In plain English, these authors sequenced the genomes of 332 yeast species, and established a tree of relatedness based on those genomic sequences. They then inferred what metabolic traits the metabolically complex ancestor of all those species must have had. They report, based on their phylogeny, that the subsequent diversification of the different yeast genera occurred by “widespread losses” of metabolic traits and the genes that encode them. There was little horizontal gene transfer. They say that “reductive evolution is a major mode of evolutionary diversification.” Note: budding yeast are eukaryotes that reproduce both sexually and asexually. So evolution by loss of function is not just a bacterial or viral thing.

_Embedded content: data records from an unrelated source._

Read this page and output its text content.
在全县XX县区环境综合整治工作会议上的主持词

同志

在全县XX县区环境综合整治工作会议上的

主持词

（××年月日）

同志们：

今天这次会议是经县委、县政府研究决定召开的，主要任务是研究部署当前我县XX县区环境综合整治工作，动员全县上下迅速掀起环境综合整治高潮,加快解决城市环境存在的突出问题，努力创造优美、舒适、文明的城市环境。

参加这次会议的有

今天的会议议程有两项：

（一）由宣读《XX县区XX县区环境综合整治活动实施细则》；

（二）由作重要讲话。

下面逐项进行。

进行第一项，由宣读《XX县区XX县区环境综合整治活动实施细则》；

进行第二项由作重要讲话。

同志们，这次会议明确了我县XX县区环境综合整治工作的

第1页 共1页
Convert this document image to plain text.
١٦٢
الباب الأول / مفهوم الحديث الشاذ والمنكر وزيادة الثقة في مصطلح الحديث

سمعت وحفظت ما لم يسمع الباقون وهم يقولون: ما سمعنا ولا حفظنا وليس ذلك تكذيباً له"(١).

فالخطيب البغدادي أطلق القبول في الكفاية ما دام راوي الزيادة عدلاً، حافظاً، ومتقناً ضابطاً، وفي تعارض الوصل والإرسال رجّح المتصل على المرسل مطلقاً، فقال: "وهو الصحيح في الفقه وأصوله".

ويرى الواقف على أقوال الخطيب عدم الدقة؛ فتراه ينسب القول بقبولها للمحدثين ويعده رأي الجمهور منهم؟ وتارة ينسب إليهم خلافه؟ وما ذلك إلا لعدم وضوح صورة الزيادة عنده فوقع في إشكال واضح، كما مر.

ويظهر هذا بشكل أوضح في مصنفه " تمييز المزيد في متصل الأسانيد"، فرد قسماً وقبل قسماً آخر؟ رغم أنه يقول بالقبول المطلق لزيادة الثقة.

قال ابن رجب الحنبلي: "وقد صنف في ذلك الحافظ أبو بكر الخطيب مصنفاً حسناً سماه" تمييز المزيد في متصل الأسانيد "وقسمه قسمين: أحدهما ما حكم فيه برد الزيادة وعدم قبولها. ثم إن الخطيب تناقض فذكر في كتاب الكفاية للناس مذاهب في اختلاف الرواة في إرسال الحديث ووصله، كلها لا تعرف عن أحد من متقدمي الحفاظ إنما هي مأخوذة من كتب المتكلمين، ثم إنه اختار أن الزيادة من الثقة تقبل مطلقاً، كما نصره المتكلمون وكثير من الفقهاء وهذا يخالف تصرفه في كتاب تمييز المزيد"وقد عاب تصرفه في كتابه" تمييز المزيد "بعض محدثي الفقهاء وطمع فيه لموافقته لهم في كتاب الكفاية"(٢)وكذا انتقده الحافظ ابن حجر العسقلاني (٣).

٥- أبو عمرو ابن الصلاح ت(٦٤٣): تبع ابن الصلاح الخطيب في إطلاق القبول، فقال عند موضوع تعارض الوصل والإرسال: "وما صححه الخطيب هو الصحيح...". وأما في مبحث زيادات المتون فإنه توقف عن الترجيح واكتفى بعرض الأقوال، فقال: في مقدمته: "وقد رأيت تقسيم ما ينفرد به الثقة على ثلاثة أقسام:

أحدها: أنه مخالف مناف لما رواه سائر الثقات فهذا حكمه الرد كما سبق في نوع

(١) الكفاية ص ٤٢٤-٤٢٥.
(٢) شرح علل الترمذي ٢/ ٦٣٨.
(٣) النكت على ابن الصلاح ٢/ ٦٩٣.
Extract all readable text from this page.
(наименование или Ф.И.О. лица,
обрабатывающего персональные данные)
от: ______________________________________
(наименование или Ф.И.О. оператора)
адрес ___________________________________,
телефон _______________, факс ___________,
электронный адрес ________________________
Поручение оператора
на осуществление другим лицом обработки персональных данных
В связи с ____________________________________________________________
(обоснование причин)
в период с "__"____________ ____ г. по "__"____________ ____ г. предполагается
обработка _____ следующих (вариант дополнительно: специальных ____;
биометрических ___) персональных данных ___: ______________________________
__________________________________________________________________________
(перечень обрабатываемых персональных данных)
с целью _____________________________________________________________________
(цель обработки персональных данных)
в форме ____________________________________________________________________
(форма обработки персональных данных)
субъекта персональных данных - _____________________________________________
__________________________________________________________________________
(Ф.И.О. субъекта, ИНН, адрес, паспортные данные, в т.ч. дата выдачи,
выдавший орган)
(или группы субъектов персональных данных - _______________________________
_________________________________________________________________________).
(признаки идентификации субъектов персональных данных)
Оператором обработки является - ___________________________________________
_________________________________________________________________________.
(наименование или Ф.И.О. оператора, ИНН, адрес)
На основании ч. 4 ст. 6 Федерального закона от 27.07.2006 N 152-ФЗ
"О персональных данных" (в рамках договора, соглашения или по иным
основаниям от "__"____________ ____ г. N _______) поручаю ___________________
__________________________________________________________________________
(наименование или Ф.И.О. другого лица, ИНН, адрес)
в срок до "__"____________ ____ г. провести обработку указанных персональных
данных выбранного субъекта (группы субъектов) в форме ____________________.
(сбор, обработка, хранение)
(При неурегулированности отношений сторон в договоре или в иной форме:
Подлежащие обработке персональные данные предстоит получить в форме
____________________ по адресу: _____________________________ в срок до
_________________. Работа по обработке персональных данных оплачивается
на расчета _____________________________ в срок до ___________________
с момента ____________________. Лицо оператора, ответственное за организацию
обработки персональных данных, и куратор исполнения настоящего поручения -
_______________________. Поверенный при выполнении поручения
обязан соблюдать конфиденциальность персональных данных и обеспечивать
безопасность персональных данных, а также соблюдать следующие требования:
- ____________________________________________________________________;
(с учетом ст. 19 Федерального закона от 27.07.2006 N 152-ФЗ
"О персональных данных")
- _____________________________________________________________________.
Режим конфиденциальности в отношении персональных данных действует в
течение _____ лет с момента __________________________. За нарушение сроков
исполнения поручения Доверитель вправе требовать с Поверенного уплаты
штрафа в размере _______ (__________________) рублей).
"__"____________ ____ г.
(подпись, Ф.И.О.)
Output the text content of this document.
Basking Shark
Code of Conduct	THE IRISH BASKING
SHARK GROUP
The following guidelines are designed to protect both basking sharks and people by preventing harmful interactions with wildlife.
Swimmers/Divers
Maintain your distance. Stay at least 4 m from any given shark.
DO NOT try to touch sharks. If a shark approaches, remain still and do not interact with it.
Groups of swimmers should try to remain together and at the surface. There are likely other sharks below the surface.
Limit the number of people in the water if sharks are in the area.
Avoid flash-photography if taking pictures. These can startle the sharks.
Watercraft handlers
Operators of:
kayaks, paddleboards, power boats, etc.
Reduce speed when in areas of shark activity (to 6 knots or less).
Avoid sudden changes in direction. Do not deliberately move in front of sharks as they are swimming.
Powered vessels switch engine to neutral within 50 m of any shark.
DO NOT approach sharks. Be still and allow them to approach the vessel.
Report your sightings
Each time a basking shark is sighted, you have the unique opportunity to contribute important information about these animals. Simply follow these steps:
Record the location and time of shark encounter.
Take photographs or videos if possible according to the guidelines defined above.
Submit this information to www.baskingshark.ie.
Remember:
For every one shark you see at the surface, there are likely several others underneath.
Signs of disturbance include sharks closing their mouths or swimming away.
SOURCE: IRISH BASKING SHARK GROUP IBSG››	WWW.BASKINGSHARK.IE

Two things leap out at me. First, the ancestor was complex, the descendants reduced. Second, the loss of genetic information, at least as far as each genus of yeast is concerned, is irreversible. This is not the standard evolutionary story.
But maybe it ought to be. Here’s a 2013 paper, in Bioessays, by Yuri Wolf and Eugene Koonin, called “Genome reduction as the dominant mode of evolution.” They list a number of prokaryotic and eukaryotic groups that share these features: a complex ancestor and evolution by reductive evolution.
Behe is vindicated, but he is not standing still. He has continued to work on his ideas: the limits of evolution, and loss of function as the main mode of evolution. This leads directly to the topic of his new book to be released next February, which is called, of all things, Darwin Devolves. Imagine that.